Line 132: How were the samples in the 10L carboys stored to prevent changes in the chemistry and biology? Please add more details on the aliquots and their storage prior to analyses. Were these analyzed on board the ship or later in the laboratory?
Line 166: The paragraph prior to this line could be moved into the Methods section. This is mainly describing the water masses that were sampled and their dates. Starting at Line 166, there are some results from the measurements.
Line 176: Add more explanation on how all of the particles greater than 100 nm can be considered CCN at 0.2% supersaturation.

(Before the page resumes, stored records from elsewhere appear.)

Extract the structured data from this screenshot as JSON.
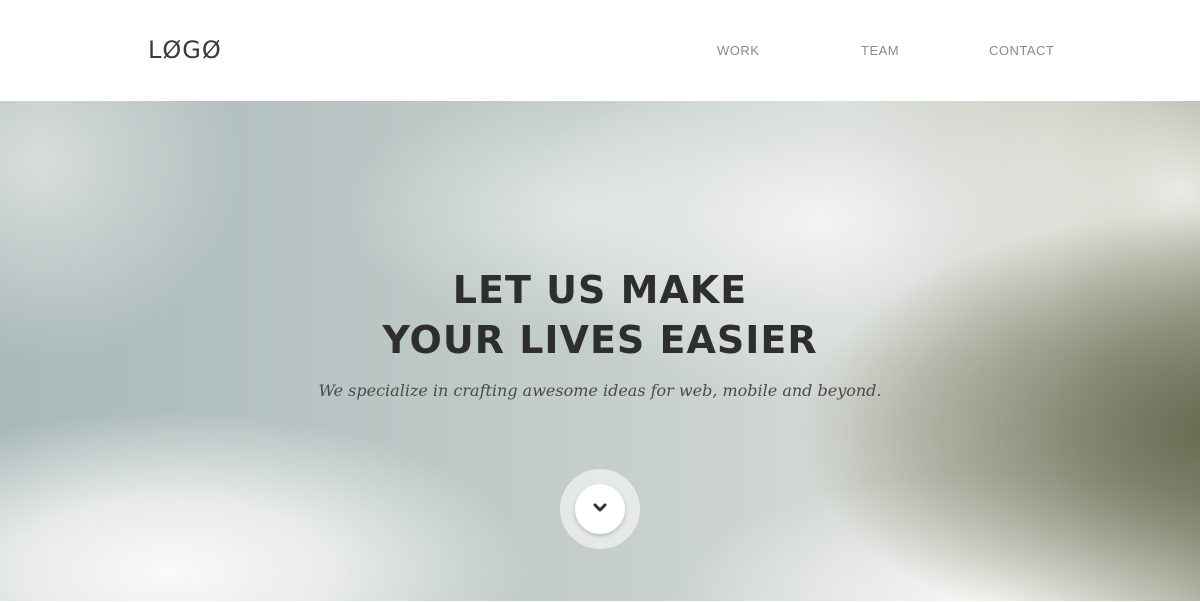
{
  "header": {
    "logo": "LØGØ",
    "nav": [
      {
        "label": "WORK"
      },
      {
        "label": "TEAM"
      },
      {
        "label": "CONTACT"
      }
    ]
  },
  "hero": {
    "title_line_1": "LET US MAKE",
    "title_line_2": "YOUR LIVES EASIER",
    "subtitle": "We specialize in crafting awesome ideas for web, mobile and beyond.",
    "scroll_icon": "chevron-down-icon"
  }
}
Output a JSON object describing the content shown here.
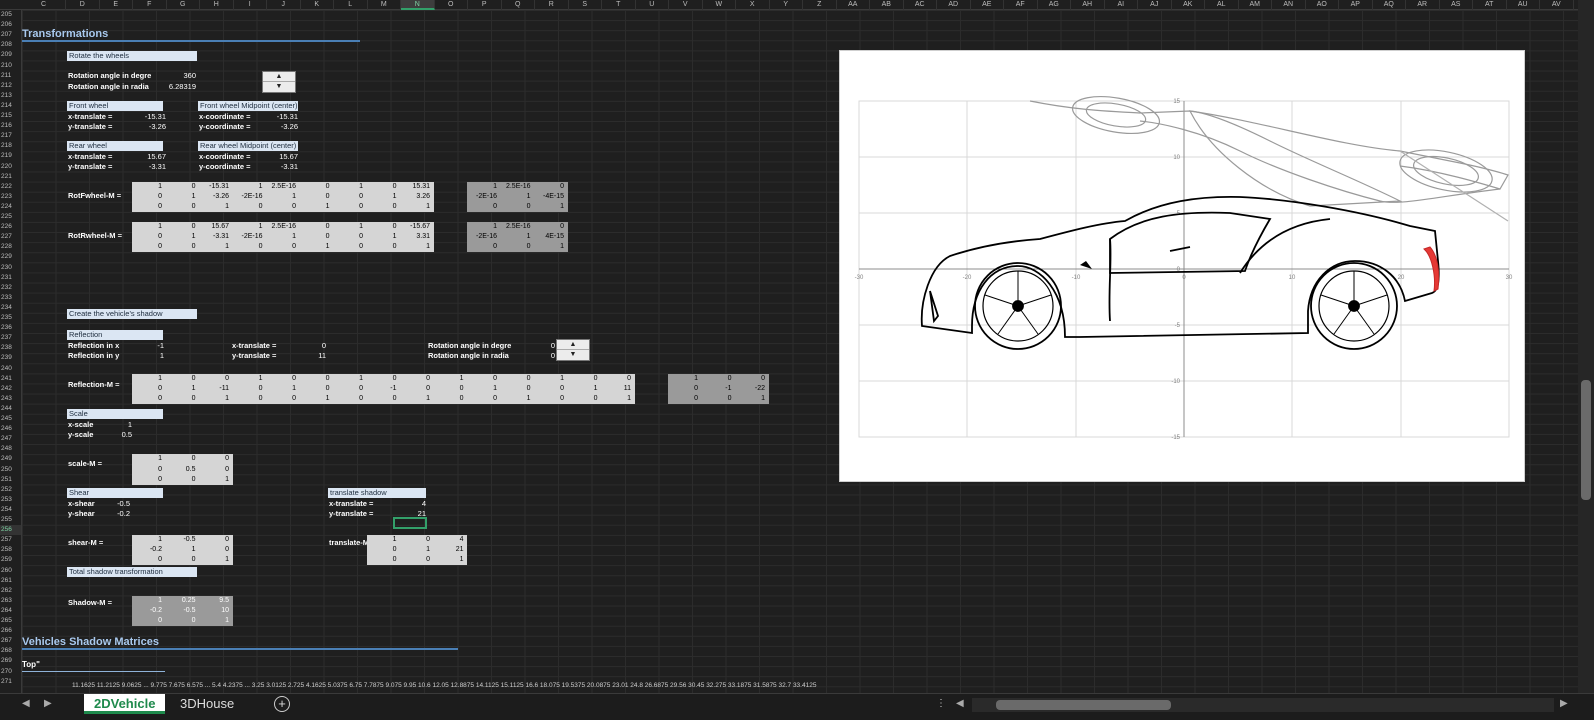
{
  "columns": [
    "C",
    "D",
    "E",
    "F",
    "G",
    "H",
    "I",
    "J",
    "K",
    "L",
    "M",
    "N",
    "O",
    "P",
    "Q",
    "R",
    "S",
    "T",
    "U",
    "V",
    "W",
    "X",
    "Y",
    "Z",
    "AA",
    "AB",
    "AC",
    "AD",
    "AE",
    "AF",
    "AG",
    "AH",
    "AI",
    "AJ",
    "AK",
    "AL",
    "AM",
    "AN",
    "AO",
    "AP",
    "AQ",
    "AR",
    "AS",
    "AT",
    "AU",
    "AV"
  ],
  "selected_column": "N",
  "selected_row": "256",
  "rows": [
    "205",
    "206",
    "207",
    "208",
    "209",
    "210",
    "211",
    "212",
    "213",
    "214",
    "215",
    "216",
    "217",
    "218",
    "219",
    "220",
    "221",
    "222",
    "223",
    "224",
    "225",
    "226",
    "227",
    "228",
    "229",
    "230",
    "231",
    "232",
    "233",
    "234",
    "235",
    "236",
    "237",
    "238",
    "239",
    "240",
    "241",
    "242",
    "243",
    "244",
    "245",
    "246",
    "247",
    "248",
    "249",
    "250",
    "251",
    "252",
    "253",
    "254",
    "255",
    "256",
    "257",
    "258",
    "259",
    "260",
    "261",
    "262",
    "263",
    "264",
    "265",
    "266",
    "267",
    "268",
    "269",
    "270",
    "271"
  ],
  "sheet": {
    "title_transformations": "Transformations",
    "rotate_wheels": "Rotate the wheels",
    "rot_deg_label": "Rotation angle in degre",
    "rot_deg_value": "360",
    "rot_rad_label": "Rotation angle in radia",
    "rot_rad_value": "6.28319",
    "front_wheel": "Front wheel",
    "fw_xt_label": "x-translate =",
    "fw_xt_value": "-15.31",
    "fw_yt_label": "y-translate =",
    "fw_yt_value": "-3.26",
    "fw_mid": "Front wheel Midpoint (center)",
    "fw_xc_label": "x-coordinate =",
    "fw_xc_value": "-15.31",
    "fw_yc_label": "y-coordinate =",
    "fw_yc_value": "-3.26",
    "rear_wheel": "Rear wheel",
    "rw_xt_label": "x-translate =",
    "rw_xt_value": "15.67",
    "rw_yt_label": "y-translate =",
    "rw_yt_value": "-3.31",
    "rw_mid": "Rear wheel Midpoint (center)",
    "rw_xc_label": "x-coordinate =",
    "rw_xc_value": "15.67",
    "rw_yc_label": "y-coordinate =",
    "rw_yc_value": "-3.31",
    "rotf_label": "RotFwheel-M =",
    "rotr_label": "RotRwheel-M =",
    "eq": "=",
    "create_shadow": "Create the vehicle's shadow",
    "reflection": "Reflection",
    "refl_x_label": "Reflection in x",
    "refl_x_value": "-1",
    "refl_y_label": "Reflection in y",
    "refl_y_value": "1",
    "sh_xt_label": "x-translate =",
    "sh_xt_value": "0",
    "sh_yt_label": "y-translate =",
    "sh_yt_value": "11",
    "sh_rot_deg_label": "Rotation angle in degre",
    "sh_rot_deg_value": "0",
    "sh_rot_rad_label": "Rotation angle in radia",
    "sh_rot_rad_value": "0",
    "refl_m_label": "Reflection-M =",
    "scale": "Scale",
    "xscale_label": "x-scale",
    "xscale_value": "1",
    "yscale_label": "y-scale",
    "yscale_value": "0.5",
    "scale_m_label": "scale-M =",
    "shear": "Shear",
    "xshear_label": "x-shear",
    "xshear_value": "-0.5",
    "yshear_label": "y-shear",
    "yshear_value": "-0.2",
    "shear_m_label": "shear-M =",
    "translate_shadow": "translate shadow",
    "ts_xt_label": "x-translate =",
    "ts_xt_value": "4",
    "ts_yt_label": "y-translate =",
    "ts_yt_value": "21",
    "translate_m_label": "translate-M =",
    "total_shadow": "Total shadow transformation",
    "shadow_m_label": "Shadow-M =",
    "title_vsm": "Vehicles Shadow Matrices",
    "top_label": "Top\""
  },
  "matrices": {
    "rotf_a": [
      [
        "1",
        "0",
        "-15.31"
      ],
      [
        "0",
        "1",
        "-3.26"
      ],
      [
        "0",
        "0",
        "1"
      ]
    ],
    "rotf_b": [
      [
        "1",
        "2.5E-16",
        "0"
      ],
      [
        "-2E-16",
        "1",
        "0"
      ],
      [
        "0",
        "0",
        "1"
      ]
    ],
    "rotf_c": [
      [
        "1",
        "0",
        "15.31"
      ],
      [
        "0",
        "1",
        "3.26"
      ],
      [
        "0",
        "0",
        "1"
      ]
    ],
    "rotf_r": [
      [
        "1",
        "2.5E-16",
        "0"
      ],
      [
        "-2E-16",
        "1",
        "-4E-15"
      ],
      [
        "0",
        "0",
        "1"
      ]
    ],
    "rotr_a": [
      [
        "1",
        "0",
        "15.67"
      ],
      [
        "0",
        "1",
        "-3.31"
      ],
      [
        "0",
        "0",
        "1"
      ]
    ],
    "rotr_b": [
      [
        "1",
        "2.5E-16",
        "0"
      ],
      [
        "-2E-16",
        "1",
        "0"
      ],
      [
        "0",
        "0",
        "1"
      ]
    ],
    "rotr_c": [
      [
        "1",
        "0",
        "-15.67"
      ],
      [
        "0",
        "1",
        "3.31"
      ],
      [
        "0",
        "0",
        "1"
      ]
    ],
    "rotr_r": [
      [
        "1",
        "2.5E-16",
        "0"
      ],
      [
        "-2E-16",
        "1",
        "4E-15"
      ],
      [
        "0",
        "0",
        "1"
      ]
    ],
    "refl_a": [
      [
        "1",
        "0",
        "0"
      ],
      [
        "0",
        "1",
        "-11"
      ],
      [
        "0",
        "0",
        "1"
      ]
    ],
    "refl_b": [
      [
        "1",
        "0",
        "0"
      ],
      [
        "0",
        "1",
        "0"
      ],
      [
        "0",
        "0",
        "1"
      ]
    ],
    "refl_c": [
      [
        "1",
        "0",
        "0"
      ],
      [
        "0",
        "-1",
        "0"
      ],
      [
        "0",
        "0",
        "1"
      ]
    ],
    "refl_d": [
      [
        "1",
        "0",
        "0"
      ],
      [
        "0",
        "1",
        "0"
      ],
      [
        "0",
        "0",
        "1"
      ]
    ],
    "refl_e": [
      [
        "1",
        "0",
        "0"
      ],
      [
        "0",
        "1",
        "11"
      ],
      [
        "0",
        "0",
        "1"
      ]
    ],
    "refl_r": [
      [
        "1",
        "0",
        "0"
      ],
      [
        "0",
        "-1",
        "-22"
      ],
      [
        "0",
        "0",
        "1"
      ]
    ],
    "scale_m": [
      [
        "1",
        "0",
        "0"
      ],
      [
        "0",
        "0.5",
        "0"
      ],
      [
        "0",
        "0",
        "1"
      ]
    ],
    "shear_m": [
      [
        "1",
        "-0.5",
        "0"
      ],
      [
        "-0.2",
        "1",
        "0"
      ],
      [
        "0",
        "0",
        "1"
      ]
    ],
    "translate_m": [
      [
        "1",
        "0",
        "4"
      ],
      [
        "0",
        "1",
        "21"
      ],
      [
        "0",
        "0",
        "1"
      ]
    ],
    "shadow_m": [
      [
        "1",
        "0.25",
        "9.5"
      ],
      [
        "-0.2",
        "-0.5",
        "10"
      ],
      [
        "0",
        "0",
        "1"
      ]
    ]
  },
  "bottom_row_values": "11.1625  11.2125  9.0625  ...  9.775  7.675  6.575  ...  5.4  4.2375  ...  3.25  3.0125  2.725  4.1625  5.0375  6.75  7.7875  9.075  9.95  10.6  12.05  12.8875  14.1125  15.1125  16.6  18.075  19.5375  20.0875  23.01  24.8  26.6875  29.56  30.45  32.275  33.1875  31.5875  32.7  33.4125",
  "chart": {
    "x_ticks": [
      "-30",
      "-20",
      "-10",
      "0",
      "10",
      "20",
      "30"
    ],
    "y_ticks": [
      "15",
      "10",
      "5",
      "0",
      "-5",
      "-10",
      "-15"
    ]
  },
  "tabs": {
    "prev": "◀",
    "next": "▶",
    "sheet1": "2DVehicle",
    "sheet2": "3DHouse",
    "add": "+"
  },
  "spin_up": "▲",
  "spin_down": "▼",
  "colors": {
    "accent": "#1e8a4c",
    "heading": "#a9c9ee"
  }
}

Figure 1 should be improved. The y-axes labels all appear to be stretched. The panels should be merged together into one figure, with one common x-axis. The shading and labels are nice to have. It would be helpful if this figure also had sea surface temperature and salinity. Maybe b and c could be combined, and SST could be added to a on the right axis. In d, why are there more surface tension markers than flux markers? Because the flux was calculated from the size distributions which were measured continuously, it seems like those could be at higher resolution or the same resolution as the surface tension. Error bars should also be added to these markers, especially the flux and the surface tension, to see any overlap in variability. (Also, change “STT” to “SST” in caption.)
In Figure 2 it is not clear what are measurements from this study and those from previous studies. The text states that there are four other datasets, but I do not see markers for the Sea2Cloud data. “SO” needs to be defined as well. If that is the Sea2Cloud data, then I am not sure what the fifth dataset is that is referenced in the text. Overall, the caption could be a little more descriptive.
Line 190: I think this equation and all of the description of the FCCN calculations should be moved up into the methods. It would be helpful to have just an FCCN equation as well.
Line 202: This should be Figure 3.
Figures 3, 4, and 5 could be combined into a multi-panel figure, since they all have the same x-axis. Figures 3 and 5 should be combined, since they both contain sea spray flux as a function of temperature. It would be easier to compare the figures if they were together.
Line 266: Interesting result that there is a shift in the shape of the size distribution.
Figure 6 needs a legend to describe the different colors. Additionally, some of the marker colors do not match the line colors (i.e., black dashed line with orange x’s). It would be useful to have the same color scheme as Figure 7, to be consistent.
Line 283: Can you add a little more description on the calculations going into Figure 7. It seems like it would be interesting to compare the Dp values shown in Table 1 for both temperature ranges.
Line 294: This explanation is not consistent. Why would there be higher concentrations of surfactant in colder waters that would further stabilize the bubble film? Surfactant concentration is not the only thing contributing to the surface tension and thus bubble lifetime.
Line 348: More explanation is needed to make this claim. It is not entirely clear that the results of this study support the idea that with a warmer ocean, there will be less sea spray flux. The temperatures measured here were colder than ambient. In order to make this statement, it would have been better to warm the water instead. There are a lot of factors that will change in a warming climate, so this needs to be clarified.